Walle bekommt eine „Willkommensschule“. Die verlassenen Gebäude der Berufsschule für Groß-, Außenhandel und Verkehr (BS GAV) an der Ellmersstraße sollen in Kürze zur Beschulung von Kindern aus Übergangsunterkünften genutzt werden. Der Unterschied zu den bestehenden Einrichtungen am Ohlenhof und an der Stresemannstraße: In diesem Fall ist die Willkommenschule nicht für ukrainische Schülerinnen und Schüler vorgesehen.
Zunächst soll der Standort für 16 Klassen mit insgesamt 400 Schülerinnen und Schülern revitalisiert werden, wie Esra Basha aus der senatorischen Behörde für Kinder und Bildung dem Waller Bildungsausschuss bei seiner jüngsten Sitzung im Ortsamt West erklärte.
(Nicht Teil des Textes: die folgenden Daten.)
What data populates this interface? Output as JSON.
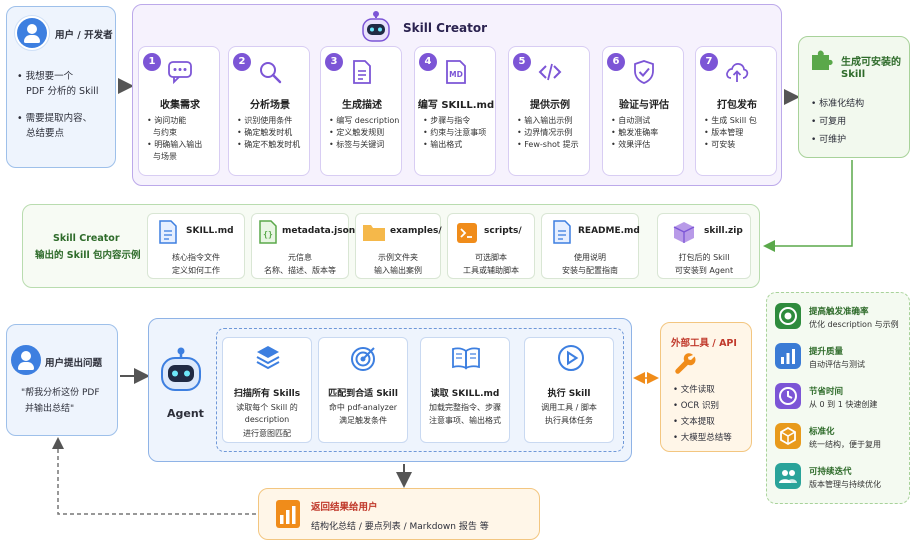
{
  "user": {
    "title": "用户 / 开发者",
    "bullets": [
      "• 我想要一个",
      "PDF 分析的 Skill",
      "• 需要提取内容、",
      "总结要点"
    ]
  },
  "creator": {
    "title": "Skill Creator",
    "steps": [
      {
        "num": "1",
        "title": "收集需求",
        "lines": [
          "• 询问功能",
          "与约束",
          "• 明确输入输出",
          "与场景"
        ]
      },
      {
        "num": "2",
        "title": "分析场景",
        "lines": [
          "• 识别使用条件",
          "• 确定触发时机",
          "• 确定不触发时机"
        ]
      },
      {
        "num": "3",
        "title": "生成描述",
        "lines": [
          "• 编写 description",
          "• 定义触发规则",
          "• 标签与关键词"
        ]
      },
      {
        "num": "4",
        "title": "编写 SKILL.md",
        "lines": [
          "• 步骤与指令",
          "• 约束与注意事项",
          "• 输出格式"
        ]
      },
      {
        "num": "5",
        "title": "提供示例",
        "lines": [
          "• 输入输出示例",
          "• 边界情况示例",
          "• Few-shot 提示"
        ]
      },
      {
        "num": "6",
        "title": "验证与评估",
        "lines": [
          "• 自动测试",
          "• 触发准确率",
          "• 效果评估"
        ]
      },
      {
        "num": "7",
        "title": "打包发布",
        "lines": [
          "• 生成 Skill 包",
          "• 版本管理",
          "• 可安装"
        ]
      }
    ]
  },
  "installable": {
    "title1": "生成可安装的",
    "title2": "Skill",
    "bullets": [
      "• 标准化结构",
      "• 可复用",
      "• 可维护"
    ]
  },
  "package": {
    "label1": "Skill Creator",
    "label2": "输出的 Skill 包内容示例",
    "cards": [
      {
        "title": "SKILL.md",
        "l1": "核心指令文件",
        "l2": "定义如何工作"
      },
      {
        "title": "metadata.json",
        "l1": "元信息",
        "l2": "名称、描述、版本等"
      },
      {
        "title": "examples/",
        "l1": "示例文件夹",
        "l2": "输入输出案例"
      },
      {
        "title": "scripts/",
        "l1": "可选脚本",
        "l2": "工具或辅助脚本"
      },
      {
        "title": "README.md",
        "l1": "使用说明",
        "l2": "安装与配置指南"
      },
      {
        "title": "skill.zip",
        "l1": "打包后的 Skill",
        "l2": "可安装到 Agent"
      }
    ]
  },
  "question": {
    "title": "用户提出问题",
    "quote1": "\"帮我分析这份 PDF",
    "quote2": "并输出总结\""
  },
  "agent": {
    "label": "Agent",
    "steps": [
      {
        "title": "扫描所有 Skills",
        "lines": [
          "读取每个 Skill 的",
          "description",
          "进行意图匹配"
        ]
      },
      {
        "title": "匹配到合适 Skill",
        "lines": [
          "命中 pdf-analyzer",
          "满足触发条件"
        ]
      },
      {
        "title": "读取 SKILL.md",
        "lines": [
          "加载完整指令、步骤",
          "注意事项、输出格式"
        ]
      },
      {
        "title": "执行 Skill",
        "lines": [
          "调用工具 / 脚本",
          "执行具体任务"
        ]
      }
    ]
  },
  "tools": {
    "title": "外部工具 / API",
    "bullets": [
      "• 文件读取",
      "• OCR 识别",
      "• 文本提取",
      "• 大模型总结等"
    ]
  },
  "result": {
    "title": "返回结果给用户",
    "desc": "结构化总结 / 要点列表 / Markdown 报告 等"
  },
  "benefits": [
    {
      "title": "提高触发准确率",
      "desc": "优化 description 与示例",
      "color": "#2e8b3d"
    },
    {
      "title": "提升质量",
      "desc": "自动评估与测试",
      "color": "#3a7bd5"
    },
    {
      "title": "节省时间",
      "desc": "从 0 到 1 快速创建",
      "color": "#7c55d6"
    },
    {
      "title": "标准化",
      "desc": "统一结构，便于复用",
      "color": "#e89a1c"
    },
    {
      "title": "可持续迭代",
      "desc": "版本管理与持续优化",
      "color": "#2aa39a"
    }
  ],
  "colors": {
    "purple": "#7c55d6",
    "blue": "#3d7fe0",
    "green": "#5aa84a",
    "orange": "#f08c1a"
  }
}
Eine Kapazitätssteigerung sei grundsätzlich möglich.
Bisher kein Unterricht
In den Zeltunterkünften an der Herzogin-Cäcilie-Allee leben rund 300 Kinder und Jugendliche im schulpflichtigen Alter. Die rund zehn Prozent ukrainischen Kinder seien schulisch versorgt. Für die Übrigen – laut Angaben des Sozialressorts sind rund ein Viertel syrischer Herkunft – hatte es bislang keinen Unterricht gegeben. Die Gegebenheiten vor Ort hätten dies nicht ermöglicht, heißt es. Um ihnen den Schulweg zu erleichtern, liefen Gespräche mit einem Träger, der einen Bus-Shuttle von der Überseestadt nach Utbremen einrichten könne, so Basha. Die verbleibenden Schulplätze würden an Kinder aus anderen Stadtteilen vergeben. Gebäude und Lehrkräfte mit Kenntnissen in 16 Sprachen stünden bereit, aktuell sei die Behörde noch auf der Suche nach einer „Schulleiterpersönlichkeit“. Man rechne damit, dass die Schule innerhalb der kommenden Wochen ihren Betrieb aufnehme.
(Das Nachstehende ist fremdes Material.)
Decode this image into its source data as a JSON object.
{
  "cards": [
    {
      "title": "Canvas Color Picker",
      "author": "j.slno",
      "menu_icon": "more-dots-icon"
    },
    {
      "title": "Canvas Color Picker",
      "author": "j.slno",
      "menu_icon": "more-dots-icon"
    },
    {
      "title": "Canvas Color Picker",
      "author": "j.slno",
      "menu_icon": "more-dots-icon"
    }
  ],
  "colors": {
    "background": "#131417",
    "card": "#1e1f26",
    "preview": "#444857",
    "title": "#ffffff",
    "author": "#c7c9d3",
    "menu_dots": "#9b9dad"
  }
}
Die Berufsschule GAV war vor einigen Monaten in ihren Neubau an der Nordstraße umgezogen. Zuvor hatte man jahrelang den baulichen Zustand des Gebäudes an der Ellmersstraße beklagt. Vertreterinnen und Vertreter des Waller Beirats hatten das Gebäude vor kurzem mit einigen Vorbehalten in Begleitung von Stadtplanerin Georgia Wedler besichtigt – und waren „nicht ganz so schockiert“, wie Grünen-Fraktionssprecherin Brunhilde Wilhelm im Rahmen der Sitzung erklärte. Ein Eindruck, den auch ihre Beiratskollegin Sonja Kapp (SPD) bestätigte. Das Schulgebäude soll zudem als Zwischenlösung für die ersten Jahrgänge der Oberschule Überseestadt genutzt werden, bis sie in den geplanten Campus auf der Überseeinsel umziehen können – Tenor im Ausschuss: so kurz wie möglich.
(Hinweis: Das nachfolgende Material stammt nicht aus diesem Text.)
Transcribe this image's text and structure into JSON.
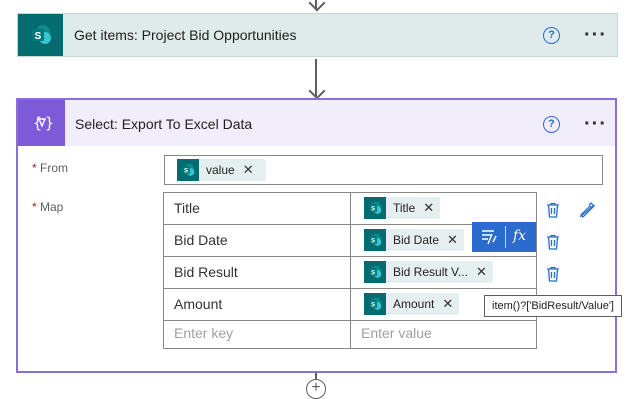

Not lässt sich in Zahlen ausdrücken
„Wir waren uns einig, dass wir der Nutzung zustimmen können und aus der Not heraus auch müssen“, erklärte Wilhelm. Die „Not“, die durch die weltpolitischen Krisen ausgelöst wurde, lässt sich in Zahlen ausdrücken: Bis Ende deses Jahres wird die Bildungsbehörde für 2200 Kinder und Jugendliche Schulplätze an allgemein- und berufsbildenden Schulen finden müssen, mit denen keine demografische Prognose gerechnet hatte. „Viel mehr als 2016“, so Basha. Laut Anmeldezahlen handele es sich dabei um 1700 Schulpflichtige aus der Ukraine, die übrigen stammen aus anderen Herkunftsländern. Bis auf 400 Kinder und Jugendliche konnten alle mit Unterricht versorgt werden, so die Referentin. Die Zahl der Vorkurse an den Schulen wurde bremenweit verdoppelt, im Bremer Westen auf 27 aufgestockt. Speziell für die ukrainischen Kinder wurden die bislang zwei Willkommensschulen gegründet. Zum Jahresende soll eine weitere Willkommensschule an der Helsinki-Straße in Bremen-Nord ihren Betrieb aufnehmen. Mit Hochdruck ist die Behörde auch auf der Suche nach Sprachförderlehrkräften, so Basha.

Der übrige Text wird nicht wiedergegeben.